会,而且作者很坦白。要求至少 3 位分析师跟踪,会把样本严重推向大公司(CRSP∩COMPUSTAT∩I/B/E/S 的交集天然偏大盘),且越往后年份覆盖率越高:1980–1990 只纳入了 21.55%,而 1998–2000 纳入了 62.53%,最近一轮并购潮被显著高估了。带分析师数据的子样本平均 CAR 比全样本低约 150 个基点。所以涉及分析师代理的结论,外推到中小公司时要打折扣。
Q:为什么用股票收购私人公司能赚钱,这事儿本身不奇怪吗?
在信息不对称框架下并不奇怪。私人公司的卖方能直接获取收购方的机密信息,甚至愿意收下股票这件事本身就「认证」了收购方没被高估(这个论点 Hertzel and Smith, 1993 在私募配售里提过)。加上本文强调的 float 机制——卖方拿了股票多半「沉睡」不抛——所以既没有信号上的坏消息,也没有意见分歧的下行压力。两套机制在这一类交易上恰好都「失效」,留下的就是协同效应的好消息。
Q:现金收购那一格出现「异常收益随意见分歧上升」,该怎么理解?
这是本文留下的一个未解的尴尬。意见分歧模型预言现金收购「无影响」,信息不对称模型预言「上升」。数据里现金收购呈现的正向关系,只与信息不对称模型相容,与意见分歧模型相悖。作者据此判定信息不对称模型解释力更强,但也没有给出现金收购里这个正向关系的完整微观故事——它更像是支持信息不对称的「附带证据」,而非被精确刻画的机制。
(b) 几个可能的研究问题与提案
1. 把这套「预言表」搬到公司债市场。
- 【经济故事】并购对收购方债权人的影响,与对股东的影响方向常常相反(风险转移、共同保险效应)。意见分歧和信息不对称对债券价格的作用,理论上应与股票镜像:信息不对称越严重,债券利差对支付方式的反应应越剧烈。把表 1 改写成「收购方债券利差」版本,是一个干净的延伸。
- 【可行性】中。
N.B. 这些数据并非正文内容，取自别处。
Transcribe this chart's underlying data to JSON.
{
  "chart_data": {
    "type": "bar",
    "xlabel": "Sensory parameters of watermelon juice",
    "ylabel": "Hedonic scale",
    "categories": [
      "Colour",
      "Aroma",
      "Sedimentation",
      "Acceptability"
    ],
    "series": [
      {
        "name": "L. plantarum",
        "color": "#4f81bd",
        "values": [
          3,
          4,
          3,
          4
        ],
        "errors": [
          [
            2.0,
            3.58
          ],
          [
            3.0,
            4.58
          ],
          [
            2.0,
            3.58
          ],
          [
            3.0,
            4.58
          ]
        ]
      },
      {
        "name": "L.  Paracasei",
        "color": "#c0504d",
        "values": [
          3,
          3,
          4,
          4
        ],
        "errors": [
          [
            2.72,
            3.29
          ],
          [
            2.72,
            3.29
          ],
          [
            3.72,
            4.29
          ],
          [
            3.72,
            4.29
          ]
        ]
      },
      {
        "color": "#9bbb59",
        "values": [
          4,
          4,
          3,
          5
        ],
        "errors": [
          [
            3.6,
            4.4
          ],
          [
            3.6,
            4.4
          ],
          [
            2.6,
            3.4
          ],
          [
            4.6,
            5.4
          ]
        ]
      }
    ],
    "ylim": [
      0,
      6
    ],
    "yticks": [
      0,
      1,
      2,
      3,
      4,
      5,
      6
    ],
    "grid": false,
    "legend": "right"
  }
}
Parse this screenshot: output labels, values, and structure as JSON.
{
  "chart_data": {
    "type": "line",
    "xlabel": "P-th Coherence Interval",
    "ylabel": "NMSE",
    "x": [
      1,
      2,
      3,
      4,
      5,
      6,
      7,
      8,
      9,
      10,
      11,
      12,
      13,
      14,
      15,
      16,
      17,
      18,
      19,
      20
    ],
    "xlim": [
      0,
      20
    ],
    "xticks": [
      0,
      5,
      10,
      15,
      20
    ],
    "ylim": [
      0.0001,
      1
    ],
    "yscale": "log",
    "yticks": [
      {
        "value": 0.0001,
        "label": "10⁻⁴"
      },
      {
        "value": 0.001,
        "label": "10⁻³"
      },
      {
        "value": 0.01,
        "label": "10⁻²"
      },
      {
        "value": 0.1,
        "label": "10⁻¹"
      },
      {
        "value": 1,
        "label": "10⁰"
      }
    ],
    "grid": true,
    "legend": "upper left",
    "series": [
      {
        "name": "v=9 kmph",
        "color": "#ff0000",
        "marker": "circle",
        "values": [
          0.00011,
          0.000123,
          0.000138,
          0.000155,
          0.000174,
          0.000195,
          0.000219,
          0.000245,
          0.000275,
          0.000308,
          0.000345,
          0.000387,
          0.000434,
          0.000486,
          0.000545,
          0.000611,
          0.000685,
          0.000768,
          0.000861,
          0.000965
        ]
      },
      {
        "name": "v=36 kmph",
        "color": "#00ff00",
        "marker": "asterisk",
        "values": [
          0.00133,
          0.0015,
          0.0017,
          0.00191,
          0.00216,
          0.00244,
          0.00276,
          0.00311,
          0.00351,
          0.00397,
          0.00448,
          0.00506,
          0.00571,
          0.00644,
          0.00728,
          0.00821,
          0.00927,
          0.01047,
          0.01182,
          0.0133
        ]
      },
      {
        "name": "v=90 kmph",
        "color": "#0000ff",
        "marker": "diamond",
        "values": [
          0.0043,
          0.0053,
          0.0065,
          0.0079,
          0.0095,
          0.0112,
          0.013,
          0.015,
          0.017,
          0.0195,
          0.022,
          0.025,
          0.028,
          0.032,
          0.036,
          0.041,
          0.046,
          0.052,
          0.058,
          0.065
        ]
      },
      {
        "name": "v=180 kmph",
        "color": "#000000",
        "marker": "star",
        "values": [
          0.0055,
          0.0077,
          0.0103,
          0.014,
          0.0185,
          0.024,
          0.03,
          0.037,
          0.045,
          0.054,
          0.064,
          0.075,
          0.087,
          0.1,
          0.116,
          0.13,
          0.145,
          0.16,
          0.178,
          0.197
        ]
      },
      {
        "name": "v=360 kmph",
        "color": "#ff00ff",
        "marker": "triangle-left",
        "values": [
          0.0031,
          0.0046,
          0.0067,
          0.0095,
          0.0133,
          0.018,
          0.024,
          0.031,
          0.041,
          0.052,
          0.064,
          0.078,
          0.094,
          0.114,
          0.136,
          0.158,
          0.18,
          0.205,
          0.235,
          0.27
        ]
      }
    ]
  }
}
需要 TRACE 债券成交数据匹配 SDC 并购事件,事件窗口内的债券异常利差变化可算;难点是债券流动性低、成交稀疏,CAR 噪声大,需要用日内或周度利差并控制流动性。
2. 用做空约束的外生变化做识别。 - 【经济故事】意见分歧模型的命门是「做空受限」。如果能找到做空约束放松的外生冲击(如 Reg SHO 试点、期权上市降低做空成本),就能检验:约束放松后,意见分歧对「股票收购上市公司」CAR 的负向效应是否减弱。这能把本文的横截面相关性升级为接近因果的证据。 - 【可行性】高。Reg SHO 试点(2005 年起)是文献里成熟的 DiD 工具,并购样本可与试点名单交叉,识别策略清晰。
3. 外资持有人作为「沉睡股东」的天然实验。 - 【经济故事】本文的私人公司机制依赖「卖方拿了股票不抛、不进 float」。外资被动持有人(指数型外资)也具有「沉睡」特征——换手低、不参与做空。可检验:收购方外资被动持股越高,股票收购的 float 冲击是否越弱、CAR 越不受意见分歧影响。 - 【可行性】中。需要 FactSet/ 13F 拆分外资被动 vs 主动持股,匹配并购事件;识别上仍是横截面,但可借指数纳入(如 MSCI 重订权重)的外生持股变动来加强。
4. 用机器学习重新度量「意见分歧」。 - 【经济故事】分析师预测标准差是个粗糙的意见分歧代理,且样本偏大盘。能否用新闻文本、社交媒体、期权隐含分布等高频信号构造更细的意见分歧度量,重做本文的横截面对质,看特质波动率是否仍能「吸收」一切? - 【可行性】中。文本/期权数据可得,但要小心新构造的代理与波动率的机械相关——否则只是换个变量重复本文的「串台」问题。
5. 把「不确定性消解」从干扰项变成主角。 - 【经济故事】本文把不确定性消解当作必须排除的噪声,但 Pástor–Veronesi 的逻辑本身很有意思:成长性越好的公司,并购消解掉的不确定性越值钱、价值损失越大。可专门检验并购公告后长期增长预测分散度的下降幅度与 CAR 的关系,把消解效应单独识别出来。 - 【可行性】高。I/B/E/S 的 LTG 预测分散度在并购前后的变化可直接度量(本文表 2 Panel D 已有这类数据),事件研究框架现成。